Nesse aniversário em Praia Grande, quais os presentes que o senhor pretende entregar pra população? E quais são seus objetivos até o final deste mandato?
Ah, a gente tem 149 ações em andamento. É o sexto mandato, então é natural que a população gere uma expectativa: “Ó, esse mandato tem que ser melhor que os anteriores”, né? As pessoas geram uma simbologia, mas cada um na sua área. Cada um olha a sua demanda e não olha de forma sistêmica. Eu espero terminar, nos próximos 24 meses, as ações de saúde. Minha meta é um médico para cada 1.800 moradores no programa Saúde da Família, que é o dobro do que é preconizado. Então, para mim, é um sonho. Eu falo que temos overdose de atendimento básico, um excesso de atendimento básico, quase 700 mil consultas de pronto socorro. Precisa ter menos na emergência e mais na preventiva. Políticas públicas de saúde são as preventivas, não só da sanitária, da política de vacinação, mas na política da Saúde da Família, que é um grande programa de governo, reconhecido mundialmente.
A gente precisa caminhar na área da infraestrutura e entregar obras de drenagem e macrodrenagem, como na região do Sítio do Campo, o canal Acara Mirim, na Vila Mirim, também tem um problema de assoreamento que a gente precisa fazer.
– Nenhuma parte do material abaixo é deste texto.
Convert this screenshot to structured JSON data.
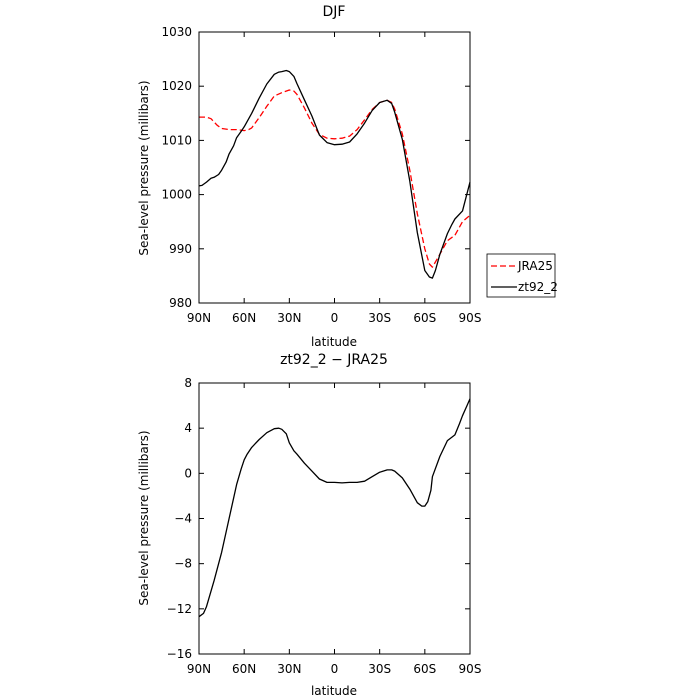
{
  "chart_data": [
    {
      "type": "line",
      "title": "DJF",
      "xlabel": "latitude",
      "ylabel": "Sea-level pressure (millibars)",
      "xlim": [
        90,
        -90
      ],
      "ylim": [
        980,
        1030
      ],
      "x_ticks": [
        90,
        60,
        30,
        0,
        -30,
        -60,
        -90
      ],
      "x_tick_labels": [
        "90N",
        "60N",
        "30N",
        "0",
        "30S",
        "60S",
        "90S"
      ],
      "y_ticks": [
        980,
        990,
        1000,
        1010,
        1020,
        1030
      ],
      "y_tick_labels": [
        "980",
        "990",
        "1000",
        "1010",
        "1020",
        "1030"
      ],
      "legend_position": "right-bottom",
      "series": [
        {
          "name": "JRA25",
          "color": "#ff0000",
          "dash": "dashed",
          "x": [
            90,
            85,
            82,
            78,
            75,
            70,
            65,
            60,
            57,
            55,
            50,
            45,
            40,
            35,
            30,
            27,
            25,
            20,
            15,
            10,
            5,
            0,
            -5,
            -10,
            -15,
            -20,
            -25,
            -30,
            -35,
            -38,
            -40,
            -45,
            -50,
            -55,
            -60,
            -63,
            -65,
            -70,
            -75,
            -80,
            -85,
            -90
          ],
          "y": [
            1014.3,
            1014.3,
            1014,
            1012.8,
            1012.2,
            1012.0,
            1012.0,
            1011.8,
            1012.0,
            1012.3,
            1014.2,
            1016.3,
            1018.2,
            1018.8,
            1019.3,
            1019.1,
            1018.5,
            1016.0,
            1013.2,
            1011.1,
            1010.4,
            1010.3,
            1010.4,
            1010.8,
            1012.0,
            1013.8,
            1015.7,
            1017.0,
            1017.4,
            1017.0,
            1015.8,
            1011.2,
            1004.5,
            996.5,
            990.0,
            987.2,
            986.6,
            989.0,
            991.5,
            992.5,
            995.0,
            996.2
          ]
        },
        {
          "name": "zt92_2",
          "color": "#000000",
          "dash": "solid",
          "x": [
            90,
            88,
            85,
            82,
            80,
            77,
            75,
            72,
            70,
            67,
            65,
            62,
            60,
            55,
            50,
            45,
            40,
            37,
            35,
            32,
            30,
            27,
            25,
            20,
            15,
            10,
            5,
            0,
            -5,
            -10,
            -15,
            -20,
            -25,
            -30,
            -35,
            -38,
            -40,
            -45,
            -50,
            -55,
            -60,
            -63,
            -65,
            -67,
            -70,
            -75,
            -78,
            -80,
            -85,
            -90
          ],
          "y": [
            1001.6,
            1001.7,
            1002.3,
            1003.0,
            1003.2,
            1003.7,
            1004.5,
            1006.0,
            1007.5,
            1009.0,
            1010.5,
            1011.7,
            1012.5,
            1015.0,
            1017.8,
            1020.4,
            1022.2,
            1022.6,
            1022.7,
            1022.9,
            1022.7,
            1021.8,
            1020.5,
            1017.5,
            1014.5,
            1011.0,
            1009.6,
            1009.2,
            1009.3,
            1009.7,
            1011.2,
            1013.2,
            1015.5,
            1017.0,
            1017.4,
            1016.8,
            1015.2,
            1010.2,
            1002.5,
            993.0,
            986.0,
            984.8,
            984.6,
            986.0,
            989.0,
            992.8,
            994.5,
            995.5,
            997.0,
            1002.3
          ]
        }
      ]
    },
    {
      "type": "line",
      "title": "zt92_2 − JRA25",
      "xlabel": "latitude",
      "ylabel": "Sea-level pressure (millibars)",
      "xlim": [
        90,
        -90
      ],
      "ylim": [
        -16,
        8
      ],
      "x_ticks": [
        90,
        60,
        30,
        0,
        -30,
        -60,
        -90
      ],
      "x_tick_labels": [
        "90N",
        "60N",
        "30N",
        "0",
        "30S",
        "60S",
        "90S"
      ],
      "y_ticks": [
        -16,
        -12,
        -8,
        -4,
        0,
        4,
        8
      ],
      "y_tick_labels": [
        "−16",
        "−12",
        "−8",
        "−4",
        "0",
        "4",
        "8"
      ],
      "series": [
        {
          "color": "#000000",
          "dash": "solid",
          "x": [
            90,
            87,
            85,
            80,
            75,
            70,
            65,
            62,
            60,
            58,
            55,
            50,
            45,
            40,
            37,
            35,
            32,
            30,
            27,
            25,
            20,
            15,
            10,
            5,
            0,
            -5,
            -10,
            -15,
            -20,
            -25,
            -30,
            -35,
            -38,
            -40,
            -45,
            -50,
            -55,
            -58,
            -60,
            -62,
            -64,
            -65,
            -70,
            -75,
            -80,
            -83,
            -85,
            -88,
            -90
          ],
          "y": [
            -12.7,
            -12.4,
            -11.8,
            -9.5,
            -7.0,
            -4.0,
            -1.0,
            0.4,
            1.2,
            1.7,
            2.3,
            3.0,
            3.6,
            3.95,
            4.0,
            3.9,
            3.5,
            2.7,
            2.0,
            1.7,
            0.9,
            0.2,
            -0.5,
            -0.8,
            -0.8,
            -0.85,
            -0.8,
            -0.8,
            -0.7,
            -0.3,
            0.1,
            0.3,
            0.3,
            0.2,
            -0.4,
            -1.4,
            -2.6,
            -2.9,
            -2.9,
            -2.5,
            -1.5,
            -0.3,
            1.5,
            2.9,
            3.4,
            4.4,
            5.1,
            6.0,
            6.6
          ]
        }
      ]
    }
  ]
}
E enfrentar um problema que é as ocupações que ocorreram ao longo de anos na Esmeralda e Ribeirópolis. Na orla marítima, é necessária uma reforma da macrodrenagem, porque houve a impermeabilização do solo. Tenho que fazer um trabalho técnico para absorver esses milhões de litros de água, um piscinão linear.
Na área da saúde, o meu sonho é a empresa pública que estamos abrindo, e criar a faculdade de medicina. Gostaria de terminar no meu governo. Na área do desenvolvimento econômico, é atrair os grandes players para cá, na área da logística e na área da tecnologia. Nós estamos trabalhando em cima disso para gerar milhares de empregos.